It's been a Blah kinda day. I ran my werewolf game tonight and even though we had our tangents I think it ran smoothly. I was the mostly guilty party on the rants of tangentalism that had nothing to do with the game. I am going to have to weed out the people that don't even call to let me know they aren't going to make it. It sucks too, I enjoy having all of my players there but showing for one game every 2 or 3 months is a bit taxing. My plot line ends up going nowhere because at least one person almost every game is playing catch-up. I now realize why people don't like big gaming groups. If I could just get everyone to show for at least 2 games a month that would be fabulous. I tried the 2 games a month thing but I ended up having a harder time getting back into the groove of my story that way and most of the players couldn't remember all the really big details in the prior game. It takes it's toll on everyone after a while.
I have kept to my schedule of playing in only one game a week though. I run one and play in one. It's more enjotable choosing quality orver quantity. I've been in the past in up to 4 games a week. You end up getting burned out on it real fast. The people that don't normally get under your skin start getting under your skin especially if you play in the same gaming circles. The only downside to that is you find out which people are your gaming friends, your aquaintences and your true friends that way. It's harsh but true. I haven't dropped a line with alot of former gaming buddies though. Feel kinda guilty about that. The last gaming group I left probably thinks I hate all of them for the most part. Don't listen to the rumors. All of you have been in my thoughts. If they are reading his and want the truth just ask the source. If you could give two shits and don't bother after 6 months then I get the drift that you don't want both sides and thats fine. You don't ask, I won't bother letting ya know.

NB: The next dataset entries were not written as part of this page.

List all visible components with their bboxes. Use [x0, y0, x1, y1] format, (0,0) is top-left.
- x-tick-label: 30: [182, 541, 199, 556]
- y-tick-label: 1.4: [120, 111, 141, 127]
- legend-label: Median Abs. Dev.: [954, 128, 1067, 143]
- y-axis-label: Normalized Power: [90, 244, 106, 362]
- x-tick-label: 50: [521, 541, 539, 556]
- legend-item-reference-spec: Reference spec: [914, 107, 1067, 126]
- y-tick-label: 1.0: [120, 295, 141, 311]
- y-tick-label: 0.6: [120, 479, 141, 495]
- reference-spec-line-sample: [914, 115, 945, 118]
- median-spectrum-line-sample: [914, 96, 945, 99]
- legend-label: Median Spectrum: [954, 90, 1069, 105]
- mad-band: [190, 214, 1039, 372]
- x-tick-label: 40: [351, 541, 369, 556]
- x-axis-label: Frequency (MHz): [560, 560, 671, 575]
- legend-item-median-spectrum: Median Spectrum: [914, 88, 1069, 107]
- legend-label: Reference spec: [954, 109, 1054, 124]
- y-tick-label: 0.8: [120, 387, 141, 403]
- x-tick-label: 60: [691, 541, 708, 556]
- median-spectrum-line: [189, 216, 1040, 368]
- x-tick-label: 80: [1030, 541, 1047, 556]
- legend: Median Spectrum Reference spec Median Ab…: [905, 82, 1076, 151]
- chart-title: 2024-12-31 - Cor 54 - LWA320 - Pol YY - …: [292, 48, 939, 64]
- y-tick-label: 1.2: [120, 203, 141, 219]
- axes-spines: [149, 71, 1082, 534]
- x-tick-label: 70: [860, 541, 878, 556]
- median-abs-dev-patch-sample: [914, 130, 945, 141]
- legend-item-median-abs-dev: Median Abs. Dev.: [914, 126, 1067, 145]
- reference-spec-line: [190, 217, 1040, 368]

This blog seems to be taking a turn away from gaming of any kind. I have stumbled upon the realization that all of the people I have made friends with I like even though I may not hang out with them on a regular basis... or even hang out with them at all anymore. Sometimes I wish I could be at 30 places at once. I have a metric fuck ton of good memories that I will hold onto for the rest of my life. On one hand if I were to spend time with a different buddy every day for the next year it would leave about 3 months out of the year for spending time with my son. That would make for a very shitty mom move on my part. On the other hand I dislike that I cannot spend more time with those I care about if any at all. I only hope that those people don't end up thinking I don't want to associate with them anymore because of this. Life comes at you fast and you can't always dodge the speed bumps. I do hope that when I pass on that people don't resent me for whatever reason they would. I wish nothing but the best of what they reap for themselves. Remember kiddos you do reap what you sow. By the Gods I try my damndest the sow the right things and learn from what I've screwed up but we are not always given that chance; especcially if you don't know how you screwed it up.